When Ivan Medvedev joined Google as a privacy engineering manager in 2013, the company had rogue data anxiety. Its user base and set of services had become so massive that it seemed inevitable that sensitive data could accidentally crop up in unexpected places, like customers filing support tickets with more personal information than necessary.
So Medvedev worked with colleagues on Google’s privacy team to develop an internal tool that could scan large amounts of data and automatically home in on identifying information or other sensitive data. Whether it was an old tax form accidentally captured in a photo or patient data embedded in the pixels of an ultrasound, the team designed the tool to find the unexpected.
“It should not be misunderstood as a comprehensive, privacy-proofed solution in itself.”
Lukasz Olejnik, Oxford University
That internal tool became a full cloud privacy service, called Data Loss Prevention, in 2017. It runs not only in numerous Google products, including all of GSuite, but also offers an application programming interface that lets administrators use it outside of Google’s ecosystem. At the Google Cloud Next conference Wednesday in San Francisco, DLP is expanding further, introducing a new user interface that makes it easier to use the privacy tool without technical expertise.

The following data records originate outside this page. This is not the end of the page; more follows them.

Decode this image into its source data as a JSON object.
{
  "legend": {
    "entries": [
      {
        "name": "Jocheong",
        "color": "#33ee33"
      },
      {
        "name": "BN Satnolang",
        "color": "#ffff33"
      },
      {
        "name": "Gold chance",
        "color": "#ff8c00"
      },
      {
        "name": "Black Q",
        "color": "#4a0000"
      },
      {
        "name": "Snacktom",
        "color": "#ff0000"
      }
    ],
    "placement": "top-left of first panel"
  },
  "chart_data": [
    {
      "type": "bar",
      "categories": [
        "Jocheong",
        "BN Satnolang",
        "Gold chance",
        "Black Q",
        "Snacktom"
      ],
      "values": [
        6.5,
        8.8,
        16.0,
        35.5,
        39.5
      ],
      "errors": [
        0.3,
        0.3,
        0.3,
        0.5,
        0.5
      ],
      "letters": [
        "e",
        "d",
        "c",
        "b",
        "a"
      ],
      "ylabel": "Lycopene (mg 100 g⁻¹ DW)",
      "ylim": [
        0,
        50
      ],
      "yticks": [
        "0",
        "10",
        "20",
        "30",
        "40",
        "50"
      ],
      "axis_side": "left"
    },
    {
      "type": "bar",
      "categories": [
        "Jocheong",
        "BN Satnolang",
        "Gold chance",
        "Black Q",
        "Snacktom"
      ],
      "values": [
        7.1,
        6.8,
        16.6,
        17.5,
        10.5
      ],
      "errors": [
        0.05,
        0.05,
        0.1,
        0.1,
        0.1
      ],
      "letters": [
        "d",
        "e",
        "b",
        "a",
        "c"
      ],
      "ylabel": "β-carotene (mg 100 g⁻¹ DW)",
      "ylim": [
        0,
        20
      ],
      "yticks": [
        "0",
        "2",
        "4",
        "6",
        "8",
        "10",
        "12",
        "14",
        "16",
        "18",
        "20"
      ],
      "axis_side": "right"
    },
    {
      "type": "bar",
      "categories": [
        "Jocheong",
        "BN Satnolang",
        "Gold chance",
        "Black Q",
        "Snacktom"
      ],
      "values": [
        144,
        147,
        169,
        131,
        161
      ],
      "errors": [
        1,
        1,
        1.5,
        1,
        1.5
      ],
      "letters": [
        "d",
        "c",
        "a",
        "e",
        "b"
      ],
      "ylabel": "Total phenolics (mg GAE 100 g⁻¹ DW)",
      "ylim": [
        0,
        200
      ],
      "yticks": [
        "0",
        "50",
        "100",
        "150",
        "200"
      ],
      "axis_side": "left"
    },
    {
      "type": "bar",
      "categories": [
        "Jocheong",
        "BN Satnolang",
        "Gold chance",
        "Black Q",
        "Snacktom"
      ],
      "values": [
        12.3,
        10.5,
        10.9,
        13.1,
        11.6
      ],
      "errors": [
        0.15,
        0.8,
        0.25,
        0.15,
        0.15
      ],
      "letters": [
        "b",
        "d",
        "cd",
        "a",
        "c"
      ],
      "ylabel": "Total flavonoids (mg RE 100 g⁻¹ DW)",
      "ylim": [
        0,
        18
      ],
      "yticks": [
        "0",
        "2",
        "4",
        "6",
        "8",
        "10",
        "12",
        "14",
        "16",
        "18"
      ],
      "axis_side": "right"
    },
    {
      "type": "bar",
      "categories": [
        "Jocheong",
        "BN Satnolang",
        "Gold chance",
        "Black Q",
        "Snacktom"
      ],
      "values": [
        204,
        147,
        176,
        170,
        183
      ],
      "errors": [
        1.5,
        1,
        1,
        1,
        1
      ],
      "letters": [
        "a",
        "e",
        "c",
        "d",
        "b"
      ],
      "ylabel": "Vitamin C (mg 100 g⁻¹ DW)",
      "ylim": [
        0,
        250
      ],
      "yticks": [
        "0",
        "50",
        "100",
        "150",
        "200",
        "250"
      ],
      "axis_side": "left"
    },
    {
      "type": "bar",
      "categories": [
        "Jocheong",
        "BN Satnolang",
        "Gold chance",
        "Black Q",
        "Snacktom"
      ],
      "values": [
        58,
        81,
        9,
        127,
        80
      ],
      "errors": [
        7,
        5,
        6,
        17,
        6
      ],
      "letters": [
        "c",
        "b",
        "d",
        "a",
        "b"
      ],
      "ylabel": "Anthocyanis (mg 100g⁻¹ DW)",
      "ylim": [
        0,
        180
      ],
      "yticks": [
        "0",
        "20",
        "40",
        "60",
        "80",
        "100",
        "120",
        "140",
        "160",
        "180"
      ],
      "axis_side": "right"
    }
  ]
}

“In order to really protect something you need to know where it is, what it is, and how it’s handled,” Medvedev says. “If you really know what you’re doing there’s all this flexibility in DLP, but you don’t have to be a privacy pro to get use out of this.”
DLP leans on Google’s extensive machine learning capabilities—image recognition and machine vision, natural language processing, and context analysis all come into play—to seek out overlooked or unexpected sensitive data and automatically redact it. And while the Data Loss Prevention API can be customized based on specific types of data an administrator wants to catch—like patient information in a medical setting, or credit card numbers in a business—DLP also needs to be comprehensive enough to catch things organizations don’t know they’re looking for.
“Maybe in a customer support chat the agent says, ‘Can you give me the last four digits of your Social Security number?’ but the customer is excited and trying to help and sends the whole thing,” says Scott Ellis, a Google Cloud product manager. “DPL could be set up to apply masking before the agent even sees the number and before the business stores it. Or maybe you don’t want the agent to see it, but you want to collect it. It can be customized for different cases.”
All data evaluated by DLP runs through the platform’s API, whether it’s gigabytes or terabytes of information. Google says that it never logs or stores any data, but DLP is too resource-intensive to run locally. And for Google Cloud Platform customers this is less of a consideration anyway, since they already store their data with the company.
Ellis says that DLP’s main goals are classification of sensitive data, particularly identifying data, and thorough masking and deidentification, so that data can still be used for things like research or analysis without creating a privacy risk to individuals. The platform also analyzes risk for large quantities of data, and flags potentially problematic aberrations.
Ambra Health, a patient data and records sharing firm, has been working with Google on DLP’s use in medical data applications, specifically large-scale research. The company says that it has needed to bring specialized expertise to customize DLP for its use cases, but that the foundation is there.
“If you can get this data, deidentify it, and bring it against other data sets that you have, you can make advancements more rapidly,” Ambra CEO Morris Panner says. “But you need to mask it to comply with the law and be respectful. We couldn’t do that without this kind of tooling that enables HIPPA compliance and strong privacy.”
Though not every company is facilitating massive medical studies, DLP can also be helpful for general ass-covering—with real potential benefits to users. Misconfigurations in cloud platforms that lead to unintentionally exposed data continue to represent a major societal privacy issue. But a company that has redacted its data with DLP will at least avoid leaking identifiable information if its cloud administrators make an error in setting up data access controls.
Perspective remains important; DLP isn’t a panacea for data privacy. “Automatic redaction is a good thing to have, but might not always be very versatile beyond the most common cases,” says Lukasz Olejnik, an independent security and privacy adviser and research associate at the Center for Technology and Global Affairs at Oxford University. “DLP gives some edge on that, though, and it’s surely an asset in compliance. But it should not be misunderstood as a comprehensive, privacy-proofed solution in itself.”
But DLP’s new user interface will at least make it easier for small businesses or other organizations without extensive IT resources to get some data de-identification benefits.
“It’s challenging, you’ll never find everything,” Ellis says. “But the ability to mask this data and then do risk analysis and say ‘what else did we not find that might be a statistical outlier?’ That’s really important.”